Google has state-of-the-art artificial intelligence and spam filtering capabilities. It's arguably the two most sophisticated advantages Google has. And it is completely ineffective at blocking spam calls. If Google Voice gave me the ability to create my own filter rules, I could write a one-line rule that would drop any call from that one area code, and I would have perfect spam filtering for my account.

This isn't an example about Google Voice, but about the difference between generalized technologies that cloud providers use versus configurations you can apply yourself that are custom tailored. Obviously, Google can't block everyone in that area code as a spam filtering method... many people legitimately have that area code. But for my phone, it would be a good rule and would be nearly 100% effective.

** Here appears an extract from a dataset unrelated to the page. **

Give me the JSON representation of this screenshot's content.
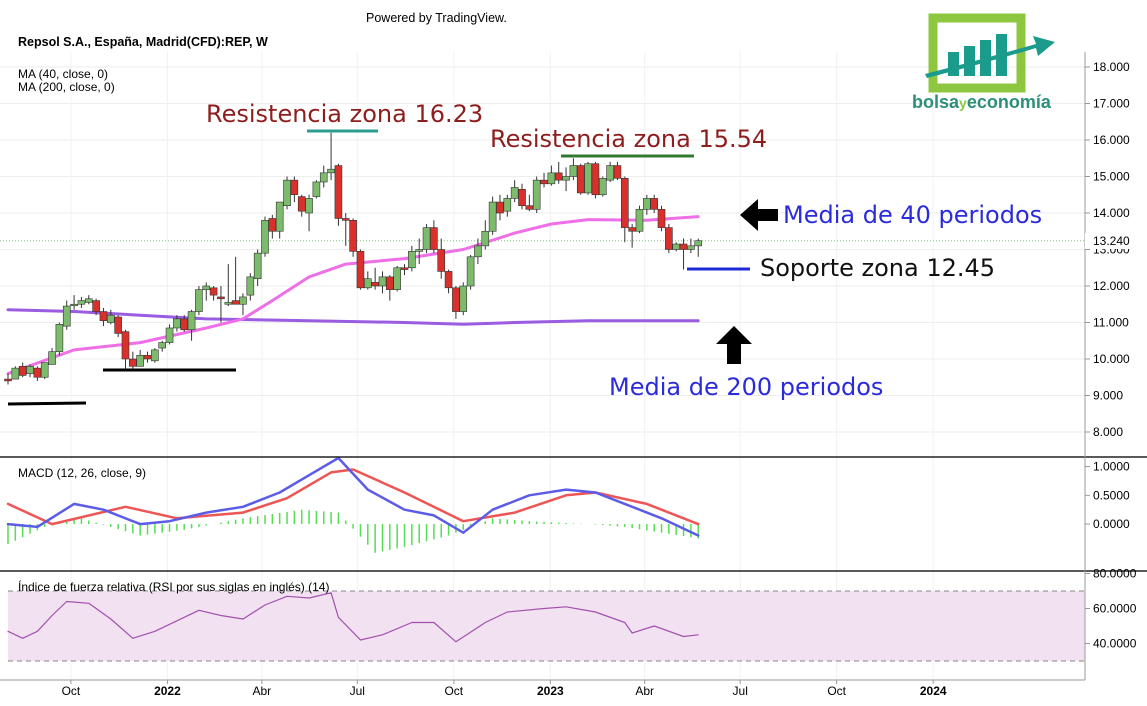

Which is to say, my engineering regiments will always be more capable than my cloud provider's engineering regiments, because mine know my system and my customers and my use cases. I'm paying engineering regiments either way, so I might as well pay my own.

> Cloud providers aren't very intelligent security layers.

I think I lost track of what you're trying to discuss now. I'm not arguing cloud providers are a security "layer" in any sense, just that they take responsibility for some things you otherwise need to do yourself. If you got that from my post I apologize. Even if I said something like this, I don't know how your Google Voice example (which is an application/service) applies to cloud infrastructure.

> Which is to say, my engineering regiments will always be more capable than my cloud provider's engineering regiments, because mine know my system and my customers and my use cases.

Good for you if true, but I've personally never seen an environment where such confidence on the part of infrastructure engineers has held up. At least not from a security perspective.

> I'm paying engineering regiments either way, so I might as well pay my own.

If it turns out the equation favors you, then great, those companies exist. But I don't think the equation favors many, at least not when including all the items you need to have for self hosting.